Oggi – secondo più fonti interne alla maggioranza rilanciate dalle opposizioni – la stessa esponente leghista avrebbe scritto a Giorgia Meloni e a Giancarlo Giorgetti per chiedere un ripensamento. La crepa si allarga tra il ministero della Cultura, costretto a difendere un settore considerato strategico, e il Tesoro, che tratta il Fondo come una voce comprimibile tra sanità, fisco e famiglia.

Le opposizioni stimano in «oltre 650 milioni» la riduzione complessiva se si includono i capitoli collegati a promozione, digitalizzazione e sostegno alle sale. Al netto della semplificazione politica, il punto centrale è che il Fondo non è un trasferimento fine a se stesso: è l’asse portante del tax credit, lo strumento che sostiene fino al 40 per cento dei costi delle produzioni e che consente ai progetti di accedere a capitali privati e internazionali. Un pavimento più basso significa minore capienza negli anni successivi, possibili contingentamenti e un effetto domino su pre-accordi, distribuzione e acquisizioni.

La crisi del settore

Dietro la formula «riduzione della soglia minima» si intravede un’intera filiera già segnata dall’intermittenza del lavoro.

Nel 2024 e nel 2025 diversi studi indipendenti hanno registrato il calo delle giornate lavorate da troupe e maestranze. La filiera occupazionale del cinema – fatta di fonici, macchinisti, scenografi, tecnici della luce – dipende dalla continuità dei set. Se i progetti si fermano, le sale chiudono, le film commission arretrano e le scuole di formazione perdono prospettiva. Le associazioni parlano di uno scenario in cui ogni euro sottratto al Fondo genera una reazione a catena nelle province, dove le sale resistono come luoghi di comunità e non solo come attività commerciali.

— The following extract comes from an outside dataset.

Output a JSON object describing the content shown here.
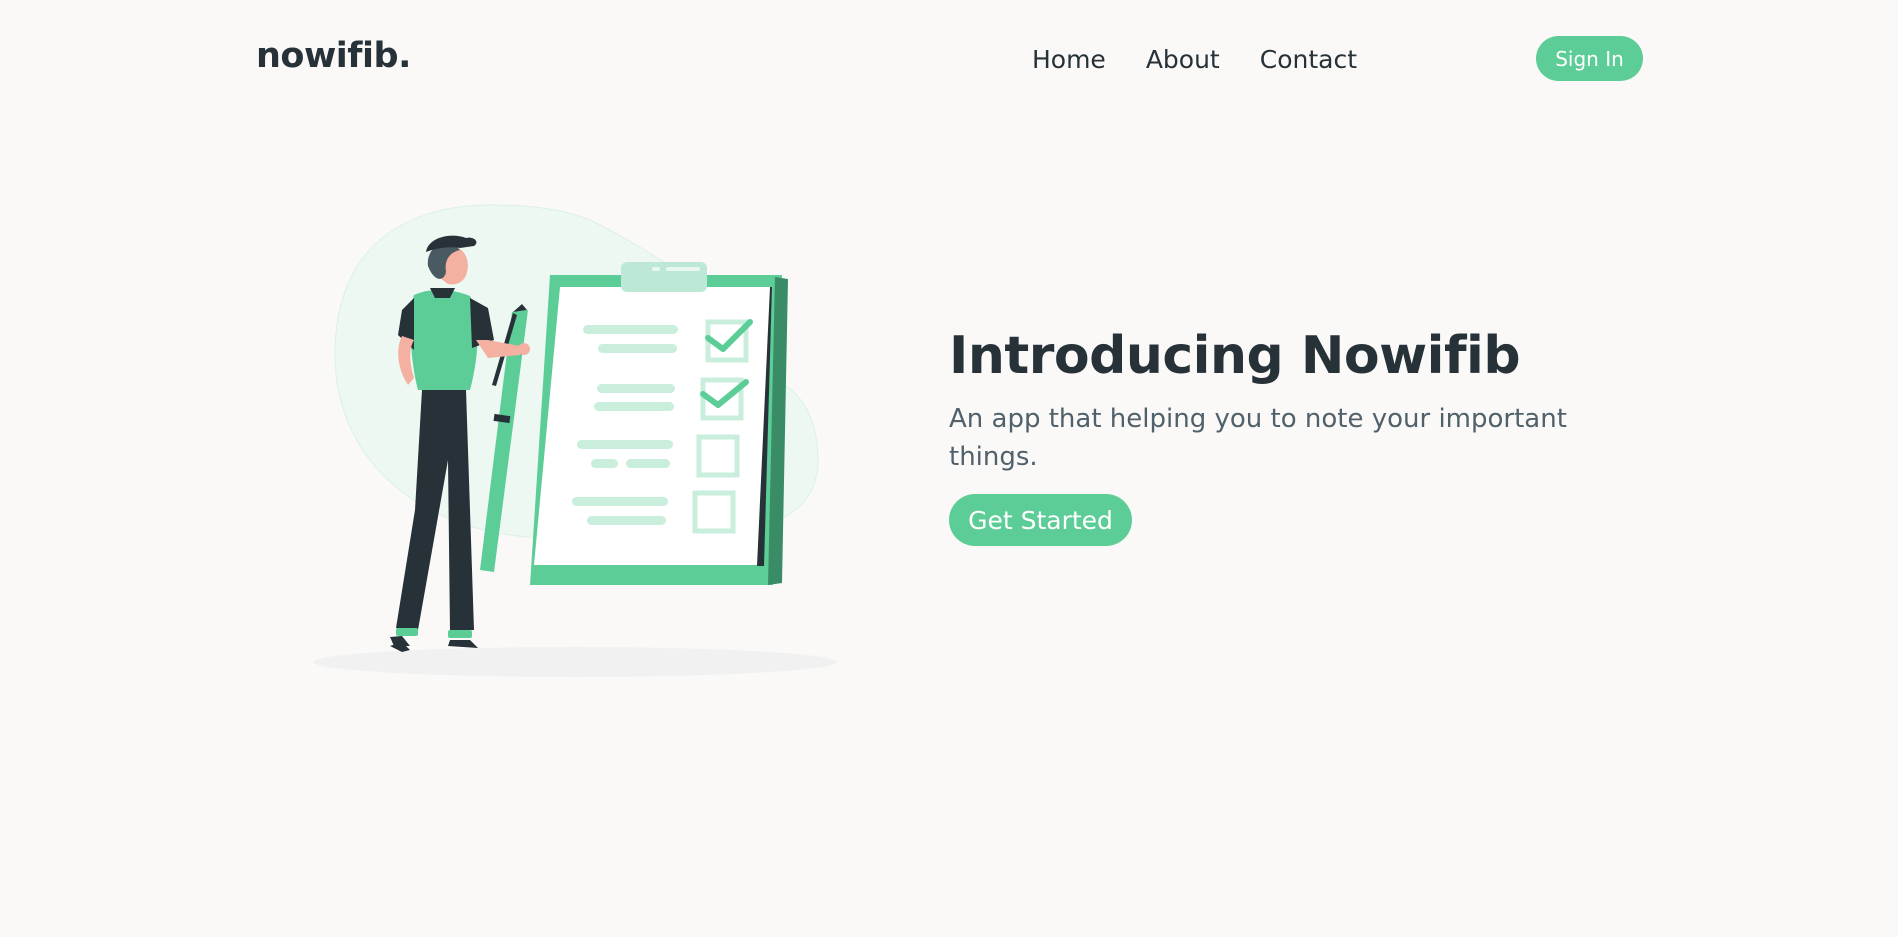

Nel Parlamento che si prepara a discutere la manovra si costruisce un fronte trasversale per un emendamento che ripristini la soglia dei 700 milioni. Il Partito democratico denuncia lo «scaricabarile» tra ministero della Cultura e ministero dell’Economia, Italia Viva definisce l’intervento «una riduzione senza precedenti» e il Movimento 5 Stelle arriva a chiedere le dimissioni di Borgonzoni per aver «illuso il settore». Correggere la norma significherebbe trovare coperture aggiuntive e costringere la maggioranza a esporsi su una scelta che pesa anche simbolicamente: confermare il taglio equivarrebbe a sancire che la cultura non è infrastruttura strategica ma variabile sacrificabile.

Il cinema diventa così un banco di prova della coerenza di un governo che ha trasformato l’identità italiana in un marchio politico. Da un lato si rivendica il ruolo internazionale dell’audiovisivo, dall’altro si restringono gli strumenti che lo rendono possibile. L’appello delle associazioni, che coinvolge perfino il Quirinale, mostra quanto la cultura resti un terreno su cui il consenso può incrinarsi.

Anche perché la manovra non colpisce solo un fondo: mette in discussione un’intera idea di Paese, costringendo la politica a decidere se il racconto dell’Italia nel mondo valga più o meno di un risparmio contabile. Nei prossimi giorni si capirà se il cinema resterà un settore da sostenere o un capitolo da tagliare in silenzio. Un messaggio però è già chiaro: la cultura serve solo se è conveniente.